Montréal a payé à son insu pour traiter les déchets des autres

Des ordures ménagères et des matières recyclables sur le bord d'une rue.
Photo : Radio-Canada
Prenez note que cet article publié en 2018 pourrait contenir des informations qui ne sont plus à jour.
Une enquête du Bureau de l'inspecteur général de Montréal (BIG) révèle que l'entreprise Services environnementaux Richelieu (SER), qui avait obtenu quelque 35 millions de dollars en contrats de ramassage de déchets dans les arrondissements de Verdun et du Sud-Ouest, faisait payer à la Ville de Montréal l'élimination de déchets provenant de commerces, de chantiers de construction et de plusieurs municipalités de la Montérégie.
Selon le rapport d’une quarantaine de pages remis à la mairie de Montréal, en plus des déchets domestiques qu’il ramassait à Montréal, l’entrepreneur faisait notamment payer à la Ville le traitement de déchets ramassés à Boucherville, Brossard, Carignan, Saint-Basile-le-Grand, McMasterville et Beloeil.
SER ramassait également les déchets de restaurants, de commerces ainsi que des débris sur des chantiers de construction, en plus de mélanger des déchets aux matières recyclables, le tout afin de hausser ses bénéfices puisque, selon le contrat signé avec la Ville, SER se faisait payer en fonction du volume de déchets qu’il ramassait.
Pour toucher davantage d'argent, les camions de SER arrivaient déjà chargés de déchets récupérés ailleurs lorsqu'ils commençaient leur collecte de déchets dans les arrondissements de Verdun et du Sud-Ouest.
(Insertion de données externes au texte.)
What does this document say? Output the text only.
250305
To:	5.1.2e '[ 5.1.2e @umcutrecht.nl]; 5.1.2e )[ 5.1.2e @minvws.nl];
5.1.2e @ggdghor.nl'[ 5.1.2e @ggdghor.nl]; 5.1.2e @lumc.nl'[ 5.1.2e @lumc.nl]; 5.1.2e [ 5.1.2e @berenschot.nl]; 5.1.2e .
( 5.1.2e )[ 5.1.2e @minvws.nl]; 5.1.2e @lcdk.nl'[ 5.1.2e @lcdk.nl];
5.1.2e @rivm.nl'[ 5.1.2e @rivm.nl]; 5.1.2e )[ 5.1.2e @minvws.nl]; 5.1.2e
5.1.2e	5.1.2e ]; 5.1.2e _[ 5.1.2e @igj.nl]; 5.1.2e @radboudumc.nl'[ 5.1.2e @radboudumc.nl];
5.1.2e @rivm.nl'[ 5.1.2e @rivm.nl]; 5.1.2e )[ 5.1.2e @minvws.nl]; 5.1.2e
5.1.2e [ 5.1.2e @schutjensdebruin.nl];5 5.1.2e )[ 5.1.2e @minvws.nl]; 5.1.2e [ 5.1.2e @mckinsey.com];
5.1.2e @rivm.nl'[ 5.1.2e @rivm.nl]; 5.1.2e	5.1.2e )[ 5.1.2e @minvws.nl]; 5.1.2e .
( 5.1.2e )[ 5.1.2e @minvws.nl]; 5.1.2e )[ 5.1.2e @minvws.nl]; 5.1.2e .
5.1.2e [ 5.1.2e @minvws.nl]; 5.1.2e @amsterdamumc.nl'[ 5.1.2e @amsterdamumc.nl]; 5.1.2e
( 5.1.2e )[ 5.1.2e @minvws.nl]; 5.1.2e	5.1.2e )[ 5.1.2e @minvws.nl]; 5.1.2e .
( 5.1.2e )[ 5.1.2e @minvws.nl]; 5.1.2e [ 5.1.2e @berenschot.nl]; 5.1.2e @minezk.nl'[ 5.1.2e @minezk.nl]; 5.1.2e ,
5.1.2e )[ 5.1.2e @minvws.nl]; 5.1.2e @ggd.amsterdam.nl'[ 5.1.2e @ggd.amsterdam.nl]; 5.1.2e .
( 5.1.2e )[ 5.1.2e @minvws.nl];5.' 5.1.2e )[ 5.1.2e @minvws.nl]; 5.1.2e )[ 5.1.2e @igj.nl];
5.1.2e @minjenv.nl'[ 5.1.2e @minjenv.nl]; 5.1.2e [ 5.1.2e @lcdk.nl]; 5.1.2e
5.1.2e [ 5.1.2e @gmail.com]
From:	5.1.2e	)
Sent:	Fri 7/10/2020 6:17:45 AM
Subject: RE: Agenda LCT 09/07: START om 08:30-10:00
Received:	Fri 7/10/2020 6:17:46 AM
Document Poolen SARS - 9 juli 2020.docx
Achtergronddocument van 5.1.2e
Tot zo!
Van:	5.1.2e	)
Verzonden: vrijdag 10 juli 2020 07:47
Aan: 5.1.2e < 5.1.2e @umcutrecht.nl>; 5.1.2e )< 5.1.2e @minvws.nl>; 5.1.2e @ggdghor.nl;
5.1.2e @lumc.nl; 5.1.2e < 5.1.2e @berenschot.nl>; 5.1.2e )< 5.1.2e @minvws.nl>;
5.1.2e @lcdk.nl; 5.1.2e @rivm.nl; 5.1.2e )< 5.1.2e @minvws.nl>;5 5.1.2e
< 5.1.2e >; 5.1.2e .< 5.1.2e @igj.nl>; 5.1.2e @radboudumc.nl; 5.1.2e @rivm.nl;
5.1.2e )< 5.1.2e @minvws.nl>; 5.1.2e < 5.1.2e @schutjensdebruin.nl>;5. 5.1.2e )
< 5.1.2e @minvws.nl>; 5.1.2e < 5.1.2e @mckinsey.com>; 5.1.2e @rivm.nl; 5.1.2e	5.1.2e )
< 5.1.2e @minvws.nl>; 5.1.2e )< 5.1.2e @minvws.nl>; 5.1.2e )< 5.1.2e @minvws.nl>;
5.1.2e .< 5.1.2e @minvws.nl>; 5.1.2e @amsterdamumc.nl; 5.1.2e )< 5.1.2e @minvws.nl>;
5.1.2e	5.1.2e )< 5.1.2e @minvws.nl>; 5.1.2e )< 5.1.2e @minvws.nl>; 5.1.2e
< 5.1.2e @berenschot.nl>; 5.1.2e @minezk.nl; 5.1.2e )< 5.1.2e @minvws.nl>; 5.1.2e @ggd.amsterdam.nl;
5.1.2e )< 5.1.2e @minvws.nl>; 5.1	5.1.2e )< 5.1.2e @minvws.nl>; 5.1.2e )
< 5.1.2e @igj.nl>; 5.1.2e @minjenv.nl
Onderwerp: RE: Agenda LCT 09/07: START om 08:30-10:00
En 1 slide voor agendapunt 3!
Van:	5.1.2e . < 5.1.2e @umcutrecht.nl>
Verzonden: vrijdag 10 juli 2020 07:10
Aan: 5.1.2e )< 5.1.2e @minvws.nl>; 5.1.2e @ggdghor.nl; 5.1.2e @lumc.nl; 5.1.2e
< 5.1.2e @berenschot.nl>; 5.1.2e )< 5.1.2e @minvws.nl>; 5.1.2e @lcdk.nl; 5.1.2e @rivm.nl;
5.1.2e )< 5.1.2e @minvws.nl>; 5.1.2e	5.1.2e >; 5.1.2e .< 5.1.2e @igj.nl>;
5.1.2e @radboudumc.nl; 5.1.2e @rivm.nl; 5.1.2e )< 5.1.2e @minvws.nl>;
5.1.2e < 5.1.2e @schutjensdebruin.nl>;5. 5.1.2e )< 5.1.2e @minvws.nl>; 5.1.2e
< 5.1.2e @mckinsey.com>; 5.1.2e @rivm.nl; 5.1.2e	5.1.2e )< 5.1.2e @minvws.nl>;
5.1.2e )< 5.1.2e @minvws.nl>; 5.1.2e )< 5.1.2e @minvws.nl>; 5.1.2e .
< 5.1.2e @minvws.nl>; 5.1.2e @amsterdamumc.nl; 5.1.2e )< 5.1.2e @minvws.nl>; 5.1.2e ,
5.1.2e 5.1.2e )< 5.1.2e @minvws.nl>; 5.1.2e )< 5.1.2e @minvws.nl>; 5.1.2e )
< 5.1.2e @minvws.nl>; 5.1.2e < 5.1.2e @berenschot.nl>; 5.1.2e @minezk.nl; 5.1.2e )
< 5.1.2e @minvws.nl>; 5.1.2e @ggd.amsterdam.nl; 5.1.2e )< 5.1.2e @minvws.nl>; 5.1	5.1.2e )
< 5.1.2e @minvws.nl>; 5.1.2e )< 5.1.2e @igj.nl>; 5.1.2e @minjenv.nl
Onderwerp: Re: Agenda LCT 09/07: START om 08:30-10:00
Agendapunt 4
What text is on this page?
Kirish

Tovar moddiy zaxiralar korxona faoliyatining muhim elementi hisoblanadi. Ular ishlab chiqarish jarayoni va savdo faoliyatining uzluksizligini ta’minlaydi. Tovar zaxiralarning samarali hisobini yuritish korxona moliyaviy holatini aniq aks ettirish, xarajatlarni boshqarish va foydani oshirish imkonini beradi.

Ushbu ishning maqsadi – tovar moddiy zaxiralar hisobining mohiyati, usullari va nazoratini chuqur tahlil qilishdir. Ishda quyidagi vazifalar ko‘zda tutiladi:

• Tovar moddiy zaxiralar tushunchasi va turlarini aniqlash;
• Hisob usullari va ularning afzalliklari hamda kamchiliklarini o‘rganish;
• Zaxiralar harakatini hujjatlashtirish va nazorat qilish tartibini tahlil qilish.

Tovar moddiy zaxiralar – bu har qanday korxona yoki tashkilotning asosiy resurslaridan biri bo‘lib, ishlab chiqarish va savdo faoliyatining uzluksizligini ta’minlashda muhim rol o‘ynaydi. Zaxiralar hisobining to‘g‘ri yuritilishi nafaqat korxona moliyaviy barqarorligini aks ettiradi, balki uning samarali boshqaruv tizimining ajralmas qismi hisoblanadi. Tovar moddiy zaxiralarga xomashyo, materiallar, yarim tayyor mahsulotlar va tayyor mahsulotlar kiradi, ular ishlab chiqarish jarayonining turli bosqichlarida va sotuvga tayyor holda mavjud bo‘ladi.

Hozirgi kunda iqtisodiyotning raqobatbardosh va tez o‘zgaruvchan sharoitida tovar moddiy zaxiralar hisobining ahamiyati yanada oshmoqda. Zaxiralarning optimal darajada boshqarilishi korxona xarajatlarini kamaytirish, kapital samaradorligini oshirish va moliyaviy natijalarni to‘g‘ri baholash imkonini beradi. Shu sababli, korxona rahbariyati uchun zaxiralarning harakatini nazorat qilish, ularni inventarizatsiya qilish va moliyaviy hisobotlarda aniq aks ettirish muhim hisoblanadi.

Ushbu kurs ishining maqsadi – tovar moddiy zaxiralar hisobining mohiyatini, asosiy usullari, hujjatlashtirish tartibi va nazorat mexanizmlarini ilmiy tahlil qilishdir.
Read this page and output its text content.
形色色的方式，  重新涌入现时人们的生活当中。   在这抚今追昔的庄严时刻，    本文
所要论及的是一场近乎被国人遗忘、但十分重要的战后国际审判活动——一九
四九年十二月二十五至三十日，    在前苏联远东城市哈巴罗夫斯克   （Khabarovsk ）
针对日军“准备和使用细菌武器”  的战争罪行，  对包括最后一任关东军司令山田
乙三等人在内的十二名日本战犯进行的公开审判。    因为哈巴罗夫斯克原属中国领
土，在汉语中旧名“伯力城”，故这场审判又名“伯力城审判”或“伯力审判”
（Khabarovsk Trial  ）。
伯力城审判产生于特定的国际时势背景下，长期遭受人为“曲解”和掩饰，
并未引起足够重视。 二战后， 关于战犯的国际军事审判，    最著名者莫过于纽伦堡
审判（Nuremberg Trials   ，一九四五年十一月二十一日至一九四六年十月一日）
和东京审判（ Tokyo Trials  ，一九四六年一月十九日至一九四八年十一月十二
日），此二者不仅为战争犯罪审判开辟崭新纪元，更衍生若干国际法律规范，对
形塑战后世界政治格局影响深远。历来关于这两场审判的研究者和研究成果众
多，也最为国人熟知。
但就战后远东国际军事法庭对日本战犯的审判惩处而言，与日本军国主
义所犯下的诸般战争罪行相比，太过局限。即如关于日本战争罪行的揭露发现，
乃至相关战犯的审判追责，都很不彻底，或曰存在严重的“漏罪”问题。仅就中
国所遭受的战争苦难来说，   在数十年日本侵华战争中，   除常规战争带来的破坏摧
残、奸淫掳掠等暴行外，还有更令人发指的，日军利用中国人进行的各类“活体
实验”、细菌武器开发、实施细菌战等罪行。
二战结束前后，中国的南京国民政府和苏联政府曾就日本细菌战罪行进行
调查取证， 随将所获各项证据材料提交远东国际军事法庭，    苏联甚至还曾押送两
L'entrepreneur pouvait ainsi facturer à la Ville un plus grand volume de déchets que ce qu'il avait vraiment ramassé dans les arrondissements.

Le siège de Services environnementaux Richelieu, à Beloeil.
Photo : Radio-Canada
Le BIG passe à l'action
Le Bureau de l’inspecteur général a découvert le subterfuge en février 2017 lorsque la Direction des travaux publics de l’arrondissement de Verdun a constaté que SER faisait des collectes de déchets dans des commerces en dehors des jours et des heures prescrites.
Le BIG a donc fait surveiller les camions de SER et consulté les données GPS des véhicules afin d’en savoir davantage sur leurs déplacements.
Les enquêteurs ont rapidement découvert le stratagème, et les deux contrats détenus par SER, respectivement de 30,1 et 4,3 millions de dollars, ont été résiliés par le Bureau de l’inspecteur général.
Les agissements de SER […] revêtent un caractère frauduleux et systémique au sein de l’entreprise qui laisse croire que n’eût été l’enquête de l’inspecteur général, ils se seraient poursuivis au fil du temps.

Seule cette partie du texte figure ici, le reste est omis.